RESOLVED CONFIGURATION CHANGED 16435
Something interpreting &pi. as π. Causing problems with form handling
https://bugs.webkit.org/show_bug.cgi?id=16435
Summary Something interpreting &pi. as π. Causing problems with form handling
Faye Pearson
Reported 2007-12-14 03:20:59 PST
I first saw this on the www.betfair.com site (I work for them). If you're in the US you won't be able to check this site though. The url for one of the frames is generated in javascript, and contains ?foo=bar&pi.regionId=GBR&pi.localeId=en&foo2=bar2. What webkit attempts to load (according to the inspector is: ?foo=bar%CF%80.regionId=GBR%CF%80.localeId=en&foo2=bar2. As you can see this means the form is improperly delimited and therefore fails.
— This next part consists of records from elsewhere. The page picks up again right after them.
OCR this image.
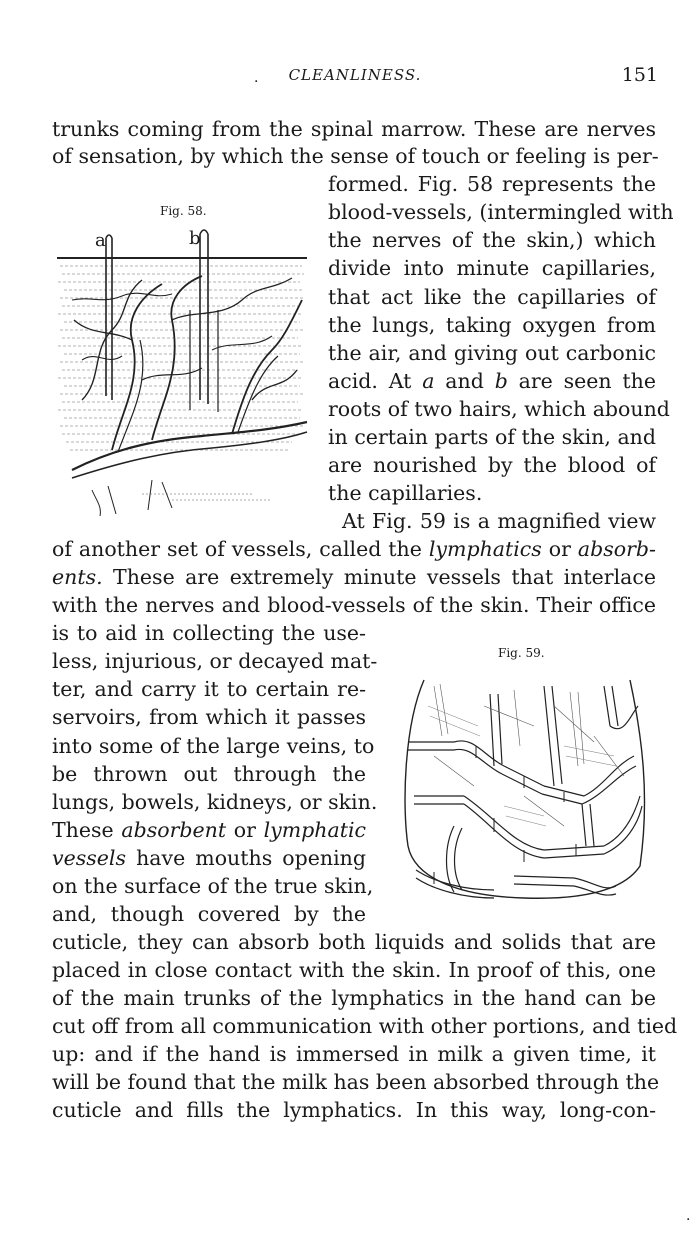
CLEANLINESS.	151
trunks coming from the spinal marrow. These are nerves
of sensation, by which the sense of touch or feeling is per-
formed. Fig. 58 represents the
blood-vessels, (intermingled with
the nerves of the skin,) which
divide into minute capillaries,
that act like the capillaries of
the lungs, taking oxygen from
the air, and giving out carbonic
acid. At a and b are seen the
roots of two hairs, which abound
in certain parts of the skin, and
are nourished by the blood of
the capillaries.
At Fig. 59 is a magnified view
of another set of vessels, called the lymphatics or absorb-
ents. These are extremely minute vessels that interlace
with the nerves and blood-vessels of the skin. Their office
is to aid in collecting the use-
less, injurious, or decayed mat-
ter, and carry it to certain re-
servoirs, from which it passes
into some of the large veins, to
be thrown out through the
lungs, bowels, kidneys, or skin.
These absorbent or lymphatic
vessels have mouths opening
on the surface of the true skin,
and, though covered by the
cuticle, they can absorb both liquids and solids that are
placed in close contact with the skin. In proof of this, one
of the main trunks of the lymphatics in the hand can be
cut off from all communication with other portions, and tied
up: and if the hand is immersed in milk a given time, it
will be found that the milk has been absorbed through the
cuticle and fills the lymphatics. In this way, long-con-
Fig. 58.
a	b
Fig. 59.
·
·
If I view source I see a pi symbol in the URL, so I'm thinking that something is treating <ampersand><token><punctuation> as having an implicit semicolon before punctuation.
Attachments
Alexey Proskuryakov
Comment 1 2007-12-14 07:46:11 PST
Other browsers have inconsistent behavior in this case - e.g., "&pi," is interpreted as "&pi;," by Firefox, but not by IE 7. However, for "&pi." both agree that this is not a character reference. You can work around this issue by encoding & in the source: ?foo=bar&amp;pi.regionId=GBR&amp;pi.localeId=en&amp;foo2=bar2.
Alexey Proskuryakov
Comment 2 2007-12-14 07:48:37 PST
See also: bug 4948.
Faye Pearson
Comment 3 2007-12-14 08:43:25 PST
The code works fine in firefox and IE. So that suggests that either Firefox is recovering from this in some other way or firefox doesn't exhibit this behaviour (any more?) v2.0.0.11. View source shows the &pi. (in the window title) just fine, and not as pi symbols. Is the behaviour for &amp; consistent? ie, it will always become an ampersand in all browsers, and not be left as &amp; which would also mess up the form variables.
Alexey Proskuryakov
Comment 4 2007-12-14 09:03:57 PST
(In reply to comment #3) > The code works fine in firefox and IE. As I said, the "&pi." works consistently. I was trying to figure out the scope of this problem, as other punctuation characters cause inconsistent behavior. Sorry for the confusion. > Is the behaviour for &amp; consistent? Yes.
Ahmad Saleem
Comment 5 2022-08-11 09:16:12 PDT
ap@webkit.org - Are you familiar with this issue or have any test case from old days? In my opinion, WPT has quite a lot of coverage around these encoding cases and also around how URLs are encoded via JS etc., if there will be any such cases or web-compat issue, it would be easily account for these cases. So I think we can mark this as "RESOLVED WONTFIX". Would appreciate your input.
Alexey Proskuryakov
Comment 6 2022-08-19 18:04:25 PDT
Definitely fixed by HTML5 parser, or even earlier. I doubt that we need any new tests for this.